Post
A private company that stopped making games to run the most powerful storefront in PC history — and somehow still ships hardware.
Founded in 1996 by ex-Microsoft engineers Gabe Newell and Mike Harrington, Valve shipped Half-Life in 1998 and rewrote the FPS playbook with scripted set-pieces and physics-driven storytelling. In 2003 it launched Steam, partly to fix Counter-Strike piracy, and accidentally became the gatekeeper of PC gaming. Today Steam takes a 30% cut of an industry it owns, while Valve itself is a flat ~350-person org that ships rarely (Half-Life: Alyx, Steam Deck, Deadlock beta) and prints money in the background.
Example
Steam Deck (2022) was a hardware bet most analysts called insane — a $400 handheld PC running a custom Linux distro (SteamOS) with a Proton compatibility layer for Windows games.

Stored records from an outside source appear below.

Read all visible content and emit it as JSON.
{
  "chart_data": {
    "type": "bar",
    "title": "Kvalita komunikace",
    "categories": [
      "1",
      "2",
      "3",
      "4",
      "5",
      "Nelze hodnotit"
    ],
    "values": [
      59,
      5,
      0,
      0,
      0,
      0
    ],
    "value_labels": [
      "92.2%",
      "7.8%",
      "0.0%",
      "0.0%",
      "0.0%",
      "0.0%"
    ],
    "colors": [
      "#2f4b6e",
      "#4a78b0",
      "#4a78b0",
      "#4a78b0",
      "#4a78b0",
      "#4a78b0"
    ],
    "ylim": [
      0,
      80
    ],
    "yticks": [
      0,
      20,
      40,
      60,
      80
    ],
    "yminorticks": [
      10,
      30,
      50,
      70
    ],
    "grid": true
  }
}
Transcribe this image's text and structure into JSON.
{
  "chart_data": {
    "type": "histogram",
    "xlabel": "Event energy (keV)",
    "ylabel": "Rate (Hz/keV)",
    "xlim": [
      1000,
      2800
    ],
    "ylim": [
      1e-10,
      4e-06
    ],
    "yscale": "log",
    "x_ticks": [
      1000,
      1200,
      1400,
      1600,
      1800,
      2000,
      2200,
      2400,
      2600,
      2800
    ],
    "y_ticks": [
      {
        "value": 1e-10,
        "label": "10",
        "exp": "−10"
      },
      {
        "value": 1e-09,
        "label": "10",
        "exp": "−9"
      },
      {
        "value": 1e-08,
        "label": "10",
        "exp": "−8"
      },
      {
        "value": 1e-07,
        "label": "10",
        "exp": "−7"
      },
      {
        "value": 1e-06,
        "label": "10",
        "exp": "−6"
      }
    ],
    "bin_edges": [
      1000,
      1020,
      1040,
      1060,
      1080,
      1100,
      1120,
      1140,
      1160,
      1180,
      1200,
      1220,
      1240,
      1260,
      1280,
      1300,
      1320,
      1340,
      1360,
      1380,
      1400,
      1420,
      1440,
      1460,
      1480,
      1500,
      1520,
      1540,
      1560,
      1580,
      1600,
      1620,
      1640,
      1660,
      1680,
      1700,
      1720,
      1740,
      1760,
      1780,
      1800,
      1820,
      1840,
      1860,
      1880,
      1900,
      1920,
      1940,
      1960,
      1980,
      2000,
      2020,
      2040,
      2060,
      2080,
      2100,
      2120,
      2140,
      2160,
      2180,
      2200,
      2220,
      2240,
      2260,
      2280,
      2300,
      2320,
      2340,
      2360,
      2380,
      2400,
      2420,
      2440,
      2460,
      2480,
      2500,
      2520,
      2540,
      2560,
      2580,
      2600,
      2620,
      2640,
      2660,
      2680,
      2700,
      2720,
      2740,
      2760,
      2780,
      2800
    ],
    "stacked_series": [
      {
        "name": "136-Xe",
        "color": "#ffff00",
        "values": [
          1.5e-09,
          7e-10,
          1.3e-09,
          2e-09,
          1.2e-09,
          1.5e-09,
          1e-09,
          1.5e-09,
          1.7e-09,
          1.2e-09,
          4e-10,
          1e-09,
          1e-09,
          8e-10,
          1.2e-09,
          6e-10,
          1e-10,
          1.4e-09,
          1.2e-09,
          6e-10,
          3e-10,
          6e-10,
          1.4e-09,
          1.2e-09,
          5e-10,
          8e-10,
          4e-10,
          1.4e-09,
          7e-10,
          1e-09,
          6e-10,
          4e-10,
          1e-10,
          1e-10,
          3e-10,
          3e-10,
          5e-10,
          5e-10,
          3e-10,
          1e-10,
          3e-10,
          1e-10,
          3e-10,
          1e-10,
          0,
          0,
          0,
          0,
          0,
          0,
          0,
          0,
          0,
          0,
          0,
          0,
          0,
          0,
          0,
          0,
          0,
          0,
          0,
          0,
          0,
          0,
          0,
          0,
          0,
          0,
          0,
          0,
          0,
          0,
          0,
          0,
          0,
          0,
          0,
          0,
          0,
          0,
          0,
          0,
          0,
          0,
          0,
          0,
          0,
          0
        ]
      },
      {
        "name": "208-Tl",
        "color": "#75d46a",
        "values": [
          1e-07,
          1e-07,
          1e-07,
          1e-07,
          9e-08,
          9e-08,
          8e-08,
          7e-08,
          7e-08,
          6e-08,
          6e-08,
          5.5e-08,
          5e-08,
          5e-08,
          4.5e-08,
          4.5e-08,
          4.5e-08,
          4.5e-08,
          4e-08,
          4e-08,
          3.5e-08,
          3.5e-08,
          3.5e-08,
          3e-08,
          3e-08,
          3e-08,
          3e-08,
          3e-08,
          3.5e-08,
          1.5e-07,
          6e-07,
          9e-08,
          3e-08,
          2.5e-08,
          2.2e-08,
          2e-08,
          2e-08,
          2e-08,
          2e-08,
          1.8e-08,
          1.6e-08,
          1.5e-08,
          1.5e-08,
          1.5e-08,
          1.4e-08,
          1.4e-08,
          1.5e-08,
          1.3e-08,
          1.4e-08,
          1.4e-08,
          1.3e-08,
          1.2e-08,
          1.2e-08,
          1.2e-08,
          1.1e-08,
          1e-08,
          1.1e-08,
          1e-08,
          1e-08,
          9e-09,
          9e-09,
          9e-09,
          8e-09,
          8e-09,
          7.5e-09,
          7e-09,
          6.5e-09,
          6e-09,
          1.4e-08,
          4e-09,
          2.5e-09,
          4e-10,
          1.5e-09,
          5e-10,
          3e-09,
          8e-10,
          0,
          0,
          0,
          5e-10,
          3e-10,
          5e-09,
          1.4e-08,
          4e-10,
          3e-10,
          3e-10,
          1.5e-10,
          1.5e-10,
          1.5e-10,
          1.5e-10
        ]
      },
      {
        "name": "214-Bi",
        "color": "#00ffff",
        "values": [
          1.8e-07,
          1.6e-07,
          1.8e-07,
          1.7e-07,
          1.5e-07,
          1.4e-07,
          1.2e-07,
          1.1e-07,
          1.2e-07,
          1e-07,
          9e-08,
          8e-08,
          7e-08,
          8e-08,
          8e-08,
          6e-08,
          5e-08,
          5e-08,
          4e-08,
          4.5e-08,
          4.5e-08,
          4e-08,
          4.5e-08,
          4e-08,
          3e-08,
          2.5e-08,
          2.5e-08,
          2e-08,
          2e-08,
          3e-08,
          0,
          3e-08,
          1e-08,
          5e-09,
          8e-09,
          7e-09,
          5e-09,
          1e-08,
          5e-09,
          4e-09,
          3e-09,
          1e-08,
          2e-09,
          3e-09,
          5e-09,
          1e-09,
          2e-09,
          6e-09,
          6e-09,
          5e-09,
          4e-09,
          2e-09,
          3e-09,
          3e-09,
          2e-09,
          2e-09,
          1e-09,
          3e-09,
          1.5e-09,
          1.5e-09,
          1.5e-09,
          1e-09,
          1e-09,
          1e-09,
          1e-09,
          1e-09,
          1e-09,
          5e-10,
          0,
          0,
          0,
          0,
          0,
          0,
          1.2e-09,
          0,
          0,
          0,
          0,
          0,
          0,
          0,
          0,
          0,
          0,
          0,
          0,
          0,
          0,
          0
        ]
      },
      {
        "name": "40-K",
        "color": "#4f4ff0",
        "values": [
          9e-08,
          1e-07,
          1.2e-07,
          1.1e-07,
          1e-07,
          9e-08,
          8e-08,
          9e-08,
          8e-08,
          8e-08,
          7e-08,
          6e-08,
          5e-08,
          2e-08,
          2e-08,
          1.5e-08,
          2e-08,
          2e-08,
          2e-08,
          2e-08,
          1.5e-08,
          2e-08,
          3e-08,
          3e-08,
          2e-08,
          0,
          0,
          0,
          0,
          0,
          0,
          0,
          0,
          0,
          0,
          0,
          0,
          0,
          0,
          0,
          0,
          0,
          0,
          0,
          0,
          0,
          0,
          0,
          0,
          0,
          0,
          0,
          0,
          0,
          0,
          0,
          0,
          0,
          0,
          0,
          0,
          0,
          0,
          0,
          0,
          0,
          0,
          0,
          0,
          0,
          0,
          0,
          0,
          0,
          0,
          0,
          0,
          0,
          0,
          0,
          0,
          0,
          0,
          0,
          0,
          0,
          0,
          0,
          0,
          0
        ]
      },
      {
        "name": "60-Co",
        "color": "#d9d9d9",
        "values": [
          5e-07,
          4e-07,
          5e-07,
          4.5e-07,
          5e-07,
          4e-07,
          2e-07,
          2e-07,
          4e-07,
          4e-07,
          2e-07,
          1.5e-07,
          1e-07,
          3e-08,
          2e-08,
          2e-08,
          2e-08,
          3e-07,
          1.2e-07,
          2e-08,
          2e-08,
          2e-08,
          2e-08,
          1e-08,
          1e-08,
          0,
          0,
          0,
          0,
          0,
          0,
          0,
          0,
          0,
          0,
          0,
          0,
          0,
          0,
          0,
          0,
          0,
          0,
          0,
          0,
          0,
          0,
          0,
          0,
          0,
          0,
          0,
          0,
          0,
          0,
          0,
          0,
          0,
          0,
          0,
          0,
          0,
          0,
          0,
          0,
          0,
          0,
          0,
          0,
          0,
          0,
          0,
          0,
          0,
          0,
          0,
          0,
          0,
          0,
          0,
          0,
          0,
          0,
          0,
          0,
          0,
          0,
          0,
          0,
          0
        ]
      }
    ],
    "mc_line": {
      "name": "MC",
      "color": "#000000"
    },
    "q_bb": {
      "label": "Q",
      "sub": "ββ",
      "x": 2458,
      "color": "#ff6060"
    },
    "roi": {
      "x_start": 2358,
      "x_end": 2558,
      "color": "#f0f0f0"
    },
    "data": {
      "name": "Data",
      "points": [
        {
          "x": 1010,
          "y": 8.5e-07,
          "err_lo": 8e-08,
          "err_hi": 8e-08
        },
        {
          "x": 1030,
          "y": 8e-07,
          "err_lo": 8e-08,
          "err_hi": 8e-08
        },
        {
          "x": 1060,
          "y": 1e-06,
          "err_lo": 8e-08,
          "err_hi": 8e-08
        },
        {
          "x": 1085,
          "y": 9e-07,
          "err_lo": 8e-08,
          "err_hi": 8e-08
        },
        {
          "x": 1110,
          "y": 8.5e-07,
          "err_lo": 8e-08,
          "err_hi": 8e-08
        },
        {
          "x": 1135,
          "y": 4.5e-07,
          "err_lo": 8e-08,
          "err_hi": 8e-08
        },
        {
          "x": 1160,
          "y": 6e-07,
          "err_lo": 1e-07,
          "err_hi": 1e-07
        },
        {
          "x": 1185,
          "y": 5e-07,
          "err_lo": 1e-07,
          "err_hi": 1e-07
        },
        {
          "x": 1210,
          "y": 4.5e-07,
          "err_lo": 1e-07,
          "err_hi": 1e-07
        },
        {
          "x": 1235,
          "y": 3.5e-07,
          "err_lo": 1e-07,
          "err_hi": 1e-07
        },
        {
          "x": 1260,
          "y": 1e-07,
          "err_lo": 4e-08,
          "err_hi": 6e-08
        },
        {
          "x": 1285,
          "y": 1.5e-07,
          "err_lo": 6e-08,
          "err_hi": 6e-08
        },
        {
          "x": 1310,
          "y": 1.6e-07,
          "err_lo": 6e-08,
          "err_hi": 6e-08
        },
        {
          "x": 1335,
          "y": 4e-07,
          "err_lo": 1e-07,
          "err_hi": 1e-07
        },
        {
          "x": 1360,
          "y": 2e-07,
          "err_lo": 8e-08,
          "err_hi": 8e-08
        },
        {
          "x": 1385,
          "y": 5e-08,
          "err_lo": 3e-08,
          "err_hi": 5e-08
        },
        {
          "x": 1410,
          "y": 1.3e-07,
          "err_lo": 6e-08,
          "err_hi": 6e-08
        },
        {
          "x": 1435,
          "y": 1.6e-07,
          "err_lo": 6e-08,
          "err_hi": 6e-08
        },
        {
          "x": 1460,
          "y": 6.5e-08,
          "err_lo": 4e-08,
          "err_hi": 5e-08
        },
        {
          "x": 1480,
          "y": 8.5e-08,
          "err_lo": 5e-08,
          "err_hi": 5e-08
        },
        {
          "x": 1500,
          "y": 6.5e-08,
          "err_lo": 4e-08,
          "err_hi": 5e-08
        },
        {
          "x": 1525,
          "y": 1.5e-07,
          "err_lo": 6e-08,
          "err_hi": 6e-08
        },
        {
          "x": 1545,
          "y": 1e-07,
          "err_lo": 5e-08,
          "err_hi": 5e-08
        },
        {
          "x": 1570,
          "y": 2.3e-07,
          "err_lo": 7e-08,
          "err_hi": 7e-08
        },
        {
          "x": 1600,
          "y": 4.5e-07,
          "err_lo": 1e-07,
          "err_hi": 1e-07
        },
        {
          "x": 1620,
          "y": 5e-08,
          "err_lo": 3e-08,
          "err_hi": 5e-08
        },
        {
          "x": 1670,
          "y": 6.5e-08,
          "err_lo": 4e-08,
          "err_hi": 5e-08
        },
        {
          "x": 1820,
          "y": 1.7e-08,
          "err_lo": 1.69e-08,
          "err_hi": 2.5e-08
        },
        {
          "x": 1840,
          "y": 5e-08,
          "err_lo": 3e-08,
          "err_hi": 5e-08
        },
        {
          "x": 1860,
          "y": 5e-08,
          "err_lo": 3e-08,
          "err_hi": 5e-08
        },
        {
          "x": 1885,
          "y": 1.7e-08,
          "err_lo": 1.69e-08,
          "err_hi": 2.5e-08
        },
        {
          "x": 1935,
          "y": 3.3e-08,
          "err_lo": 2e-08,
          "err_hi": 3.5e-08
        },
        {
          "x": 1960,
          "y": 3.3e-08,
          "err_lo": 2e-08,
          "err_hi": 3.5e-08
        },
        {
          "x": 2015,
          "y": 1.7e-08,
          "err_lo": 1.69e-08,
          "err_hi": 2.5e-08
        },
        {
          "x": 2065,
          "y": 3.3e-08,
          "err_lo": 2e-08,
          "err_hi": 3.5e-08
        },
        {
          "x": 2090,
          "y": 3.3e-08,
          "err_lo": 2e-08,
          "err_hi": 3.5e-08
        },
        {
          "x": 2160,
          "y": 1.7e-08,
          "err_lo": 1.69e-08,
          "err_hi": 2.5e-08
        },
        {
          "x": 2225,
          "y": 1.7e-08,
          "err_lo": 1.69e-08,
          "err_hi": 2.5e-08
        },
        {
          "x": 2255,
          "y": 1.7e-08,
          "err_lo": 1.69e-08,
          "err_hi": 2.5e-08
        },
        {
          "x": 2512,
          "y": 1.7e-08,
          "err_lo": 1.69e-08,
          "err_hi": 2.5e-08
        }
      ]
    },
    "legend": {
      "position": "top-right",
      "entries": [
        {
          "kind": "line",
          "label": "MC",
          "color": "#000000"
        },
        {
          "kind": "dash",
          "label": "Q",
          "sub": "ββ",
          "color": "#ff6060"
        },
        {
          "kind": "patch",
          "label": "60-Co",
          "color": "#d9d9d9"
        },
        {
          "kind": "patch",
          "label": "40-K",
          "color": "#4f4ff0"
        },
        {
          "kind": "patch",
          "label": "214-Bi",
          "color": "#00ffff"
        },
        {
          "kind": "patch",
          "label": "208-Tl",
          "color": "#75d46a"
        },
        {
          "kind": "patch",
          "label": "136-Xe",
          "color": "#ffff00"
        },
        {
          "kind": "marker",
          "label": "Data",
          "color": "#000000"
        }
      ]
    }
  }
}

By 2024 it had reshaped the PC handheld market and dragged Asus, Lenovo, and MSI into building competitors.
Why it matters
Valve is the closest thing gaming has to a sovereign — it sets the platform fee, the refund policy, the discovery algorithm, the curation rules, and the tax rate for ~70% of PC game revenue. Understanding Valve is understanding the economics of PC gaming.